= Jill Adams (artist) =

South African artist

Jill Adams (29 October 1932 - 28 July 2016) was a South African artist. She has specialised in natural history illustrations. She was born in Durban in 1932, but lived for part of her life in Kimberley, where, on the staff of the McGregor Museum, she worked in close association with leading biologist, Dr Richard Liversidge. Adams died on 28 July 2016 in Somerset West.

==Notable work==

===Flowering Plants===
Adams worked from 1974 to 1983 in the art department at the McGregor Museum in Kimberley. During this period she published her illustrated Flowering Plants of the Northern Cape (1976)

She subsequently achieved public renown for her paintings of Aloes.

===The birds around us===
Adams subsequently collaborated with ornithologist Richard Liversidge making their book, The birds around us: birds of the Southern African region (1990). Liversidge points out in a note "To the reader" that "this is certainly the first book on Southern African birds which has attempted to illustrate all the more common species in flight. Often a bird in flight is all that you will see." This work resulted in new observations being made with respect the Hoopoe where male and female have different flight patterns, with indications that a reclassification might need to be made for Hoopoes into "more than their present number of species."

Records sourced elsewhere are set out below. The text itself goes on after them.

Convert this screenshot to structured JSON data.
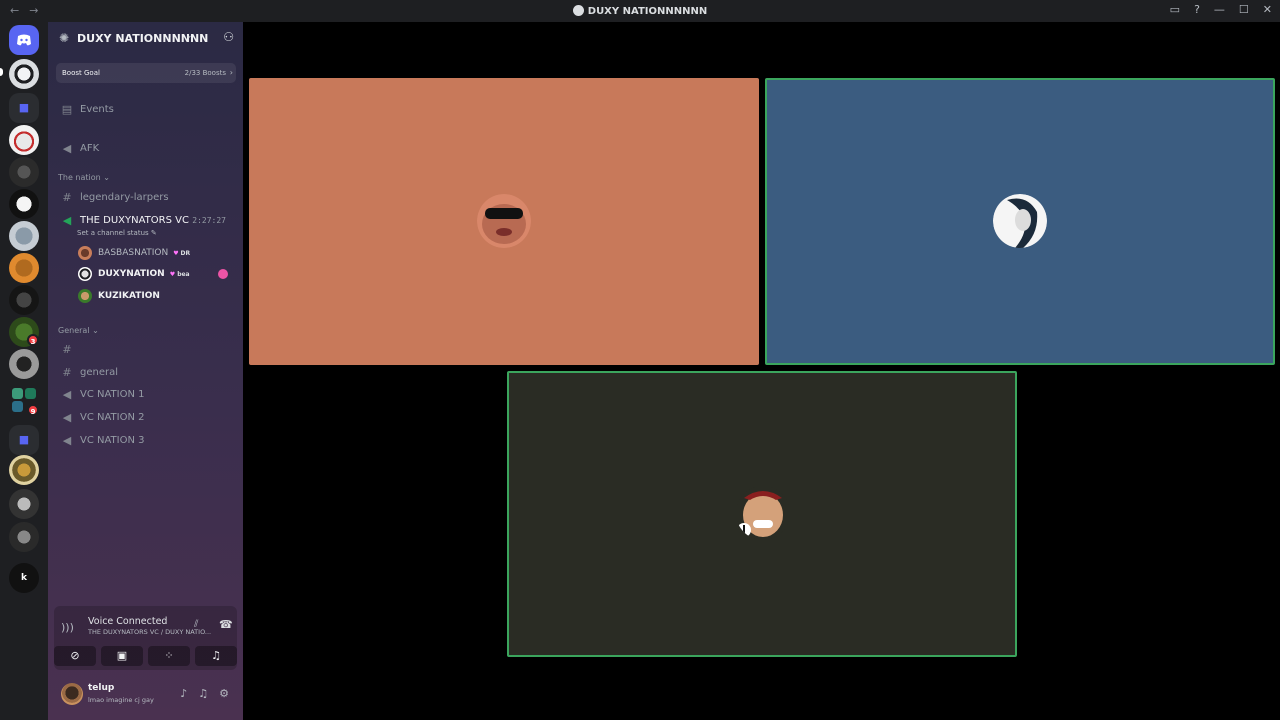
{
  "window": {
    "title": "DUXY NATIONNNNNN",
    "nav_back": "←",
    "nav_forward": "→"
  },
  "colors": {
    "tile1": "#c8795a",
    "tile2": "#3b5c80",
    "tile3": "#2a2c24",
    "speaking_border": "#3ba55d"
  },
  "server": {
    "name": "DUXY NATIONNNNNN",
    "boost_label": "Boost Goal",
    "boost_count": "2/33 Boosts"
  },
  "channels": {
    "events": "Events",
    "afk": "AFK",
    "category_nation": "The nation",
    "legendary": "legendary-larpers",
    "vc_name": "THE DUXYNATORS VC",
    "vc_timer": "2:27:27",
    "vc_status": "Set a channel status",
    "members": [
      {
        "name": "BASBASNATION",
        "tag": "DR"
      },
      {
        "name": "DUXYNATION",
        "tag": "bea"
      },
      {
        "name": "KUZIKATION",
        "tag": ""
      }
    ],
    "category_general": "General",
    "ch_blank": "",
    "ch_general": "general",
    "vc1": "VC NATION 1",
    "vc2": "VC NATION 2",
    "vc3": "VC NATION 3"
  },
  "voice": {
    "status": "Voice Connected",
    "sub": "THE DUXYNATORS VC / DUXY NATIO..."
  },
  "user": {
    "name": "telup",
    "status": "lmao imagine cj gay"
  },
  "rail": {
    "dm_badge_1": "3",
    "dm_badge_2": "9",
    "letter_server": "k"
  }
}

The illustrations produced for The birds around us have been described as "the product of her outstanding draughtsmanship, coupled with a keen sense of observation and knowledge of the "natural pose" of birds." In order to keep the collection in the Northern Cape, the original paintings were purchased by the Gant family and donated to the McGregor Museum in 1991.

==Other works==
Earlier, in 1983, Adams was commissioned by Heritage Porcelain to contribute to a series of six plates in a Collectors' edition, Best loved birds of Southern Africa to mark the centenary of the birth of Austin Roberts, South African ornithologist (1883–1948). The series includes the Cape Robin, Cossyphya caffra.